Les deux idiots de "Dumb & Dumber" reviennent 20 ans après... sans une ride

"Il y a quelque chose d'intemporel dans ces types, ils ne grandissent pas, ils ne deviennent ni plus intelligents ni plus sages, ils restent les mêmes du début à la fin du film, et il y a là quelque chose d'amusant", estime Bobby Farrelly, producteur de "Dumb & Dumber De".

"On dirait que les comédies très physiques" comme "Dumb and Dumber De", qui sort le 17 décembre en Belgique, "vieillissent mieux que les comédies plus verbales", renchérit son frère Peter, le réalisateur du film, dans un entretien à l'AFP.

En 1994, Lloyd Christmas (Jim Carrey), coupe au bol et oreilles décollées, et son compère échevelé Harry Dunne, débarquaient sur les écrans et séduisaient une nuée de fans à travers la planète avec leurs péripéties. Et lançaient la carrière des frères Farrelly.

Depuis, la fratrie a signé une série de comédies à succès ("Mary à tout prix", "Fous d'Irène", "L'amour extra-large") toujours avec un humour scatologique, sous la ceinture et très politiquement incorrect qui est devenu leur signature.

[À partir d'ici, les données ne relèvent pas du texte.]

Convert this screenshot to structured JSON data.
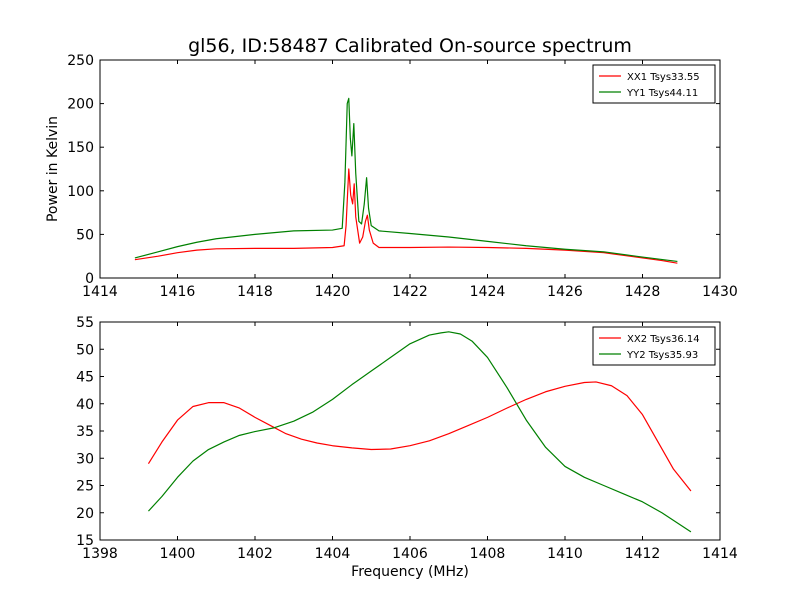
{
  "figure": {
    "title": "gl56, ID:58487 Calibrated On-source spectrum"
  },
  "chart_data": [
    {
      "type": "line",
      "title": "gl56, ID:58487 Calibrated On-source spectrum",
      "xlabel": "",
      "ylabel": "Power in Kelvin",
      "xlim": [
        1414,
        1430
      ],
      "ylim": [
        0,
        250
      ],
      "xticks": [
        1414,
        1416,
        1418,
        1420,
        1422,
        1424,
        1426,
        1428,
        1430
      ],
      "yticks": [
        0,
        50,
        100,
        150,
        200,
        250
      ],
      "legend": "top-right",
      "grid": false,
      "series": [
        {
          "name": "XX1 Tsys33.55",
          "color": "#ff0000",
          "x": [
            1414.9,
            1415.5,
            1416.0,
            1416.5,
            1417.0,
            1418.0,
            1419.0,
            1420.0,
            1420.3,
            1420.35,
            1420.42,
            1420.47,
            1420.52,
            1420.56,
            1420.6,
            1420.7,
            1420.78,
            1420.85,
            1420.9,
            1420.95,
            1421.05,
            1421.2,
            1422.0,
            1423.0,
            1424.0,
            1425.0,
            1426.0,
            1427.0,
            1427.5,
            1428.0,
            1428.5,
            1428.9
          ],
          "y": [
            21,
            25,
            29,
            32,
            33.5,
            34,
            34,
            35,
            37,
            60,
            125,
            95,
            85,
            108,
            70,
            40,
            47,
            65,
            72,
            55,
            40,
            35,
            35,
            35.5,
            35,
            34,
            32,
            29,
            26,
            23,
            20,
            17
          ]
        },
        {
          "name": "YY1 Tsys44.11",
          "color": "#008000",
          "x": [
            1414.9,
            1415.5,
            1416.0,
            1416.5,
            1417.0,
            1418.0,
            1419.0,
            1420.0,
            1420.25,
            1420.32,
            1420.38,
            1420.42,
            1420.46,
            1420.5,
            1420.55,
            1420.6,
            1420.68,
            1420.75,
            1420.82,
            1420.88,
            1420.93,
            1421.0,
            1421.2,
            1422.0,
            1423.0,
            1424.0,
            1425.0,
            1426.0,
            1427.0,
            1428.0,
            1428.9
          ],
          "y": [
            23,
            30,
            36,
            41,
            45,
            50,
            54,
            55,
            57,
            110,
            200,
            206,
            160,
            140,
            177,
            120,
            65,
            62,
            85,
            115,
            80,
            60,
            54,
            51,
            47,
            42,
            37,
            33,
            30,
            24,
            19
          ]
        }
      ]
    },
    {
      "type": "line",
      "title": "",
      "xlabel": "Frequency (MHz)",
      "ylabel": "",
      "xlim": [
        1398,
        1414
      ],
      "ylim": [
        15,
        55
      ],
      "xticks": [
        1398,
        1400,
        1402,
        1404,
        1406,
        1408,
        1410,
        1412,
        1414
      ],
      "yticks": [
        15,
        20,
        25,
        30,
        35,
        40,
        45,
        50,
        55
      ],
      "legend": "top-right",
      "grid": false,
      "series": [
        {
          "name": "XX2 Tsys36.14",
          "color": "#ff0000",
          "x": [
            1399.25,
            1399.6,
            1400.0,
            1400.4,
            1400.8,
            1401.2,
            1401.6,
            1402.0,
            1402.4,
            1402.8,
            1403.2,
            1403.6,
            1404.0,
            1404.5,
            1405.0,
            1405.5,
            1406.0,
            1406.5,
            1407.0,
            1407.5,
            1408.0,
            1408.5,
            1409.0,
            1409.5,
            1410.0,
            1410.5,
            1410.8,
            1411.2,
            1411.6,
            1412.0,
            1412.4,
            1412.8,
            1413.25
          ],
          "y": [
            29,
            33,
            37,
            39.5,
            40.2,
            40.2,
            39.2,
            37.5,
            36,
            34.5,
            33.5,
            32.8,
            32.3,
            31.9,
            31.6,
            31.7,
            32.3,
            33.2,
            34.5,
            36,
            37.5,
            39.2,
            40.8,
            42.2,
            43.2,
            43.9,
            44,
            43.3,
            41.5,
            38,
            33,
            28,
            24
          ]
        },
        {
          "name": "YY2 Tsys35.93",
          "color": "#008000",
          "x": [
            1399.25,
            1399.6,
            1400.0,
            1400.4,
            1400.8,
            1401.2,
            1401.6,
            1402.0,
            1402.5,
            1403.0,
            1403.5,
            1404.0,
            1404.5,
            1405.0,
            1405.5,
            1406.0,
            1406.5,
            1406.8,
            1407.0,
            1407.3,
            1407.6,
            1408.0,
            1408.5,
            1409.0,
            1409.5,
            1410.0,
            1410.5,
            1411.0,
            1411.5,
            1412.0,
            1412.5,
            1413.25
          ],
          "y": [
            20.3,
            23,
            26.5,
            29.5,
            31.6,
            33,
            34.2,
            34.9,
            35.6,
            36.8,
            38.5,
            40.8,
            43.5,
            46,
            48.5,
            51,
            52.6,
            53,
            53.2,
            52.8,
            51.5,
            48.5,
            43,
            37,
            32,
            28.5,
            26.5,
            25,
            23.5,
            22,
            20,
            16.5
          ]
        }
      ]
    }
  ]
}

Vingt ans après, ils ont gagné quelques cheveux blancs mais pas de nouveaux neurones... Pour le bonheur de leurs fans toujours nombreux: "Dumb & Dumber De" a déjà engrangé plus de 124 millions de dollars de recettes dans le monde en seulement quatre semaines depuis sa sortie américaine.

Se lâcher

"Tout le monde peut rire de gens comme Harry et Lloyd. (...) Ils veulent bien faire mais ne sont pas très intelligents", poursuit Bob Farrelly.

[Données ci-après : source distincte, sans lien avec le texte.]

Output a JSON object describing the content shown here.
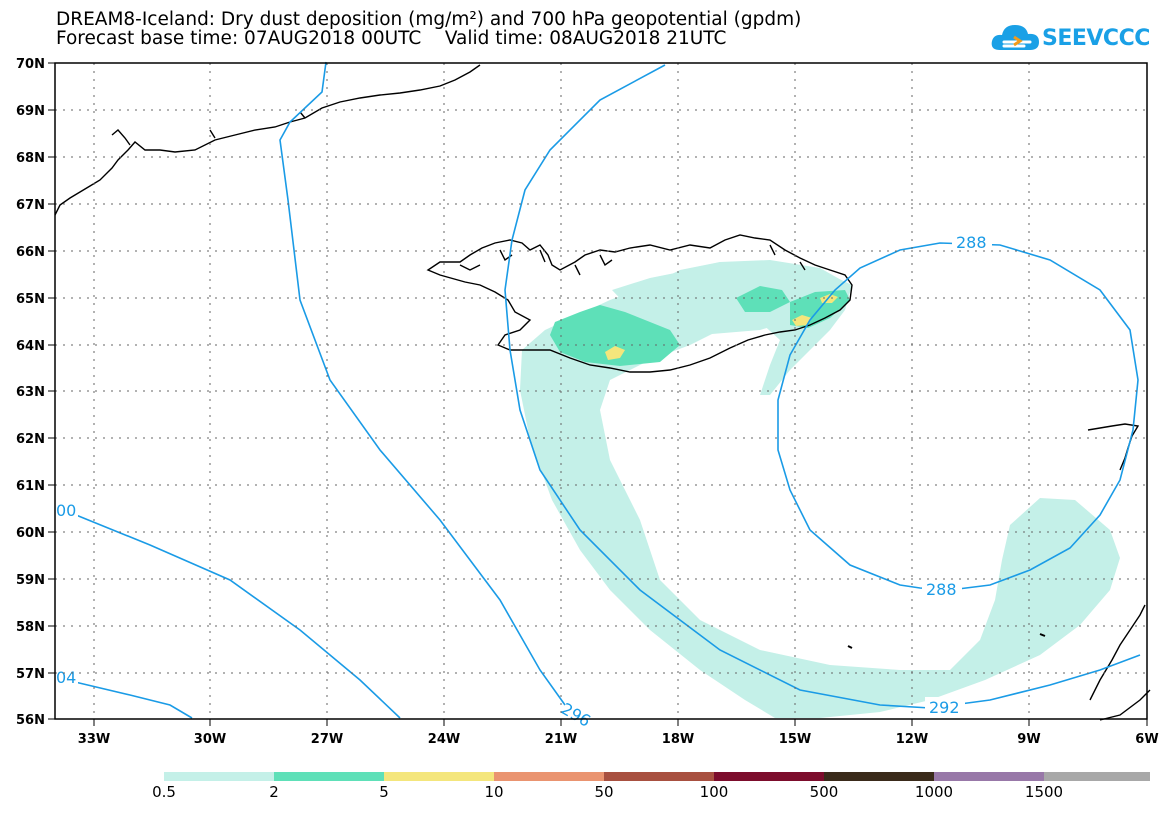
{
  "title": {
    "line1": "DREAM8-Iceland: Dry dust deposition (mg/m²) and 700 hPa geopotential (gpdm)",
    "line2": "Forecast base time: 07AUG2018 00UTC    Valid time: 08AUG2018 21UTC"
  },
  "logo": {
    "text": "SEEVCCC",
    "icon": "cloud-logo-icon",
    "color": "#1aa0e6"
  },
  "map": {
    "lat_range": [
      56,
      70
    ],
    "lon_range": [
      -34,
      -6
    ],
    "lat_ticks": [
      "70N",
      "69N",
      "68N",
      "67N",
      "66N",
      "65N",
      "64N",
      "63N",
      "62N",
      "61N",
      "60N",
      "59N",
      "58N",
      "57N",
      "56N"
    ],
    "lon_ticks": [
      "33W",
      "30W",
      "27W",
      "24W",
      "21W",
      "18W",
      "15W",
      "12W",
      "9W",
      "6W"
    ],
    "grid": true,
    "contour_labels": [
      "288",
      "288",
      "292",
      "296",
      "00",
      "04"
    ],
    "contour_color": "#1a9be6"
  },
  "legend": {
    "labels": [
      "0.5",
      "2",
      "5",
      "10",
      "50",
      "100",
      "500",
      "1000",
      "1500"
    ],
    "colors": [
      "#c4f0e8",
      "#5ee0b8",
      "#f4e67c",
      "#ea9470",
      "#a85040",
      "#7c0c2c",
      "#3a2a1a",
      "#9878a8",
      "#a8a8a8"
    ]
  }
}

Pour le caméléon Jim Carrey, au visage plus distordu que jamais, retrouver ce personnage de gentil idiot a été aisé: "Dès que nous nous sommes retrouvés dans l'ambiance, moi, (Jeff) et les frères Farrelly, on s'est senti en famille et tout a été très simple".

"Ils ne sont pas plus intelligents qu'avant alors c'est facile car ce sont les mêmes personnes qu'il y a vingt ans", constate Jeff Daniels.

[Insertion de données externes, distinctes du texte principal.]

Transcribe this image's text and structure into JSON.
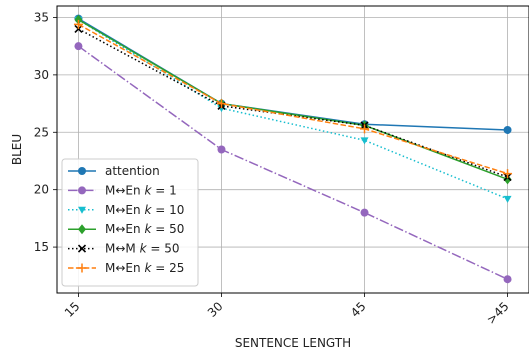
{
  "chart_data": {
    "type": "line",
    "xlabel": "SENTENCE LENGTH",
    "ylabel": "BLEU",
    "categories": [
      "15",
      "30",
      "45",
      ">45"
    ],
    "ylim": [
      11,
      36
    ],
    "yticks": [
      15,
      20,
      25,
      30,
      35
    ],
    "grid": true,
    "legend_position": "lower-left",
    "series": [
      {
        "name": "attention",
        "legend_parts": [
          "attention"
        ],
        "values": [
          34.9,
          27.5,
          25.7,
          25.2
        ],
        "color": "#1f77b4",
        "dash": "solid",
        "marker": "circle"
      },
      {
        "name": "M↔En k = 1",
        "legend_parts": [
          "M",
          "↔",
          "En ",
          "k",
          " = 1"
        ],
        "values": [
          32.5,
          23.5,
          18.0,
          12.2
        ],
        "color": "#9467bd",
        "dash": "dashdot",
        "marker": "circle"
      },
      {
        "name": "M↔En k = 10",
        "legend_parts": [
          "M",
          "↔",
          "En ",
          "k",
          " = 10"
        ],
        "values": [
          34.8,
          27.1,
          24.3,
          19.2
        ],
        "color": "#17becf",
        "dash": "dotted",
        "marker": "triangle-down"
      },
      {
        "name": "M↔En k = 50",
        "legend_parts": [
          "M",
          "↔",
          "En ",
          "k",
          " = 50"
        ],
        "values": [
          34.8,
          27.5,
          25.6,
          20.9
        ],
        "color": "#2ca02c",
        "dash": "solid",
        "marker": "diamond"
      },
      {
        "name": "M↔M k = 50",
        "legend_parts": [
          "M",
          "↔",
          "M  ",
          "k",
          " = 50"
        ],
        "values": [
          34.0,
          27.3,
          25.6,
          21.1
        ],
        "color": "#000000",
        "dash": "dotted",
        "marker": "x"
      },
      {
        "name": "M↔En k = 25",
        "legend_parts": [
          "M",
          "↔",
          "En ",
          "k",
          " = 25"
        ],
        "values": [
          34.4,
          27.5,
          25.3,
          21.4
        ],
        "color": "#ff7f0e",
        "dash": "dashed",
        "marker": "plus"
      }
    ]
  }
}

Pour Jim Carrey, 52 ans, qui s'est fait connaître dans des comédies avec son physique ultra-plastique qui peut faire de lui un jeune premier ou un être grimaçant, incarner un simple d'esprit est "libérateur. On n'a pas besoin d'obéir à une quelconque logique".

L'acteur né au Canada, révélé dans "Le Masque", a gagné en respectabilité avec des interprétations tout en finesse dans des registres plus dramatiques comme dans "Eternel Sunshine of the spotless mind" (2004), "Man on the Moon" (1999) ou "The Truman Show" (1998), qui lui ont valu de remporter deux Golden Globes.

"Il ne faut pas avoir peur, ne pas se limiter, plonger et faire tout ce qui vous vient à l'esprit", ajoute le très respecté Jeff Daniels, star de la série "The Newsroom" de HBO et vu dans des films aussi différents que "Good night, and good luck", "The Hours" ou "Les 101 dalmatiens".

"Huit fois sur dix, les comédies ne vous font pas rire et ça me rend fou quand je vois une comédie et que tout ce que je fais c'est: +humpf+. Une comédie pour moi, c'est: +Faites-les faire dans leur froc+, alors il faut se lâcher."